Quote:
Originally Posted by Cowsheep
I have written it in bad way, rtlgetlastwin32error is imported from ntdll.dll, but securom uses the result in order to check if it is a dump or not ("RtlGetLastWin32Error: here again we need to return 1, in case there are errors we tell there aren’t any", like getcurrentprocessid. (or is complete owning here wrong ,too?)
|
its wrong... and you'd see that if you actually traced it..
ntdll.RtlGetLastWin32Error
Code:
64A118000000 mov eax,fs:[000000018]
8B4034 mov eax,[eax][034]
kernel32.GetLastError
Code:
64A118000000 mov eax,fs:[000000018]
8B4034 mov eax,[eax][034]
notice something? yes THEY ARE BOTH THE SAME
securom is calling GetLastError - making it return 1 is
(a) fucking stupid
(b) really fucking stupid
(c) i think i've made the point... yes?
error code 1 translation..
[System Translation] -> Incorrect function.
Quote:
Automating fixing the jmp bridges is a must, there are simple too many for doing it manually.
|
wrong.. you're using the wrong method.. haven't you realised that?
Quote:
Respect to you for coding own tools, i cant do that, must use public tools and plugins.
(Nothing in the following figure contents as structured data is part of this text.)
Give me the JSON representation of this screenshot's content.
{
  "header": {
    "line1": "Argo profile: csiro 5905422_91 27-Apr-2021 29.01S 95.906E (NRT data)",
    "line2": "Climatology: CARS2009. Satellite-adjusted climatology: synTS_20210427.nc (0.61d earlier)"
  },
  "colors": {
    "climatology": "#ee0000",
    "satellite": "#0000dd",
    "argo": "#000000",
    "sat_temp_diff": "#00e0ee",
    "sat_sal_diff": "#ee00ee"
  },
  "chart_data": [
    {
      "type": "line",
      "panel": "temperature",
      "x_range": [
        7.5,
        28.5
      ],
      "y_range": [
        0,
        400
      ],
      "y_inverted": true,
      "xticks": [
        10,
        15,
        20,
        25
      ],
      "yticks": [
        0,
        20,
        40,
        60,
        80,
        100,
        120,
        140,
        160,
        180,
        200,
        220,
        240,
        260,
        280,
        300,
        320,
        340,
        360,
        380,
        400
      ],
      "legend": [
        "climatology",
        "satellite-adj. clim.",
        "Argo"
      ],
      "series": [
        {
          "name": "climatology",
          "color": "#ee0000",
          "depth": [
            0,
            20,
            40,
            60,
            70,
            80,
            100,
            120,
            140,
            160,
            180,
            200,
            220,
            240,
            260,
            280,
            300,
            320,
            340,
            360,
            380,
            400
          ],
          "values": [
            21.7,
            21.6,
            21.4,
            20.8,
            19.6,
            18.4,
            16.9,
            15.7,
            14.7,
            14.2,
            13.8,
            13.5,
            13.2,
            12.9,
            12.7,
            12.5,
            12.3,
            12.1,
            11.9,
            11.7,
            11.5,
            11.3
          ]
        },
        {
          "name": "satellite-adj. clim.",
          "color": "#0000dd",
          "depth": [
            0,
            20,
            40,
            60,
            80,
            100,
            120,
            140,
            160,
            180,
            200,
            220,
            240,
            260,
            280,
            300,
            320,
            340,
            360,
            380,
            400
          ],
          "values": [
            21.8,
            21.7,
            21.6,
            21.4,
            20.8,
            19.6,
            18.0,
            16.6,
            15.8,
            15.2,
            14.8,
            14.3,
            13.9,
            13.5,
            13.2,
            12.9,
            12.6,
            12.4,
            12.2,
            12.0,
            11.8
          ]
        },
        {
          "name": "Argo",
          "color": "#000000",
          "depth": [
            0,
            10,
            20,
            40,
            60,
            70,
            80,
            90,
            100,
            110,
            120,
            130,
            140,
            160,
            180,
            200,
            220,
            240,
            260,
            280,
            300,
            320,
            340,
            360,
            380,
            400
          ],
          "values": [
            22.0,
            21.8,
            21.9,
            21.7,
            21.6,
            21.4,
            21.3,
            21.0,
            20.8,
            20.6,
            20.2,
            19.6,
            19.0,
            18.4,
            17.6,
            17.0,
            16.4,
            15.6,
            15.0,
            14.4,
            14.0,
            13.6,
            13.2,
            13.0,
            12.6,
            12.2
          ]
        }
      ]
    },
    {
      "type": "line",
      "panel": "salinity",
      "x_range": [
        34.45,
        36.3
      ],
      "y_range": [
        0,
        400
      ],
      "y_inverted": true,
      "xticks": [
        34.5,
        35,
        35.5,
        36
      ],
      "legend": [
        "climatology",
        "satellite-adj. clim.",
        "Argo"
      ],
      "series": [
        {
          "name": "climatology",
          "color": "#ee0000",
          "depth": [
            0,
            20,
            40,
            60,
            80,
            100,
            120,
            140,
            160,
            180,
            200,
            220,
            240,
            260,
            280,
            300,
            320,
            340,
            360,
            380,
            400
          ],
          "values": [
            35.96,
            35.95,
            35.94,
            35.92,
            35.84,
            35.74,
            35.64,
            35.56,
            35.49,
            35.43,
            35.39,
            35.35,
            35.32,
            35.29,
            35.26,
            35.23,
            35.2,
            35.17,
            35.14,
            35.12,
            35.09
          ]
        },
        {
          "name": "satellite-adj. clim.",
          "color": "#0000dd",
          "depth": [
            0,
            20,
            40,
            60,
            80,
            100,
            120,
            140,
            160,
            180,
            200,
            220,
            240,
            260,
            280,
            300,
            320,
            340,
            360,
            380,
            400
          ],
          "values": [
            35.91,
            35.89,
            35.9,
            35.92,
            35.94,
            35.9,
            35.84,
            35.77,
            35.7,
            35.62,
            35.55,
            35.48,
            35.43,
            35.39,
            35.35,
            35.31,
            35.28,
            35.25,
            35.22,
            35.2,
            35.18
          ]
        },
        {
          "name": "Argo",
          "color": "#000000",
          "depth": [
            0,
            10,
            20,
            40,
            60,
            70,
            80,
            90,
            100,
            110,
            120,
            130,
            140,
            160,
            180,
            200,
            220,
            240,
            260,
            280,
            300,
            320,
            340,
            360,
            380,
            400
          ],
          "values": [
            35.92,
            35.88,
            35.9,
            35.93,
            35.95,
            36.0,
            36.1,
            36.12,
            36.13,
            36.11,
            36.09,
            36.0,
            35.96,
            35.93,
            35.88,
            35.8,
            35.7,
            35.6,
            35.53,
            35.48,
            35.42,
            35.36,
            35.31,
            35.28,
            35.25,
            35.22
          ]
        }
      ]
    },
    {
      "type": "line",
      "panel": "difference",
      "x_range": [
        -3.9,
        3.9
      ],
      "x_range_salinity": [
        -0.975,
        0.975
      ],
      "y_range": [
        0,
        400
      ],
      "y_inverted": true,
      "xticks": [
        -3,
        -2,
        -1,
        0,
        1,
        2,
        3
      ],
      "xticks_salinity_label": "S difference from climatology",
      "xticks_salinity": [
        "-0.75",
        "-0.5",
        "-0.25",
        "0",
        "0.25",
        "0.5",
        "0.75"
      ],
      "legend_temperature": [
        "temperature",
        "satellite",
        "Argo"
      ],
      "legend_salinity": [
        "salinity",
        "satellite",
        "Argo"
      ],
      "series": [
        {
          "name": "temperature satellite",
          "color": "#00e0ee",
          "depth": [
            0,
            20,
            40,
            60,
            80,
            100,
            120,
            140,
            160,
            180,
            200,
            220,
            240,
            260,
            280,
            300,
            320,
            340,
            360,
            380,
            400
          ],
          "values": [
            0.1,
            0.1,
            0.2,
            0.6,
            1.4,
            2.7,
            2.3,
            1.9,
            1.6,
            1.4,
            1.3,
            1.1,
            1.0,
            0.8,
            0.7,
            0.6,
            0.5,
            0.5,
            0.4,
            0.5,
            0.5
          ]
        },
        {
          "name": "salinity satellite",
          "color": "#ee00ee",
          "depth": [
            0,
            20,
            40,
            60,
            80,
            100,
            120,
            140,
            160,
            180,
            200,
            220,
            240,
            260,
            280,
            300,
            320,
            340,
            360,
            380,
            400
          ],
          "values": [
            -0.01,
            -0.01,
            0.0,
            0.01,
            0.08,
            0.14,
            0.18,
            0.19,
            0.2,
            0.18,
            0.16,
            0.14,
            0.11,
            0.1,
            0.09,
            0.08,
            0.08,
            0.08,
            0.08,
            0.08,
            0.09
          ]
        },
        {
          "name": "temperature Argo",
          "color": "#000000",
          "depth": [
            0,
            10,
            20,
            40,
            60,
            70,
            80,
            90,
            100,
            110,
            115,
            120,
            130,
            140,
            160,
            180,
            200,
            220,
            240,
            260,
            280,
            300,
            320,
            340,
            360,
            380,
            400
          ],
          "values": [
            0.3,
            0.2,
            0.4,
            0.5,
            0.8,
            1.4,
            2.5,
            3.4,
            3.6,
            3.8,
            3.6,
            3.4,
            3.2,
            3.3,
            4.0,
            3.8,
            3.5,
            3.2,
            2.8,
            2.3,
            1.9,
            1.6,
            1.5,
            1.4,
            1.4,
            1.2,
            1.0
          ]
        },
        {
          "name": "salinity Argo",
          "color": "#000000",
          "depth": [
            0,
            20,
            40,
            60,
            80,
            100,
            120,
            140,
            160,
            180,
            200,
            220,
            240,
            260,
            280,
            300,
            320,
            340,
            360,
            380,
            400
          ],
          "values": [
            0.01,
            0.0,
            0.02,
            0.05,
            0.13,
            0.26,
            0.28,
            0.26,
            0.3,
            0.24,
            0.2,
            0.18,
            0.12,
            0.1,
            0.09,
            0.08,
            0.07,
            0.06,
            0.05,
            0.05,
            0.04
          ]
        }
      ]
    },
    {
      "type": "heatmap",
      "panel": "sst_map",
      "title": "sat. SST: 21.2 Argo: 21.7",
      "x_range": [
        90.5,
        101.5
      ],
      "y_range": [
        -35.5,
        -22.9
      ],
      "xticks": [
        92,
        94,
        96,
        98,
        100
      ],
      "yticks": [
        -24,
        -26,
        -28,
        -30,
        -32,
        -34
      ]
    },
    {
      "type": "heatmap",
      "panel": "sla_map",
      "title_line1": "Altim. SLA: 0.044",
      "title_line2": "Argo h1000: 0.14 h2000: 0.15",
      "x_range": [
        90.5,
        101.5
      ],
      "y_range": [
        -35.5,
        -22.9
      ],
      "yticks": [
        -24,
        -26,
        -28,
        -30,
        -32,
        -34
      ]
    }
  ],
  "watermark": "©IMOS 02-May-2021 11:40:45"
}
Thats the difference between a script kiddie like me and the oldschool leet you belong to
|
well, im not after respect..
honest advice..
ditch the scripts, ditch the 3rd party tools, learn to code, learn asm (pretty much a must), spend some time, make lots of notes, trace, figure out how each module in the protection works, then figure out how to 'fix' it...
otherwise you're really just wasting your own time, and will get nowhere.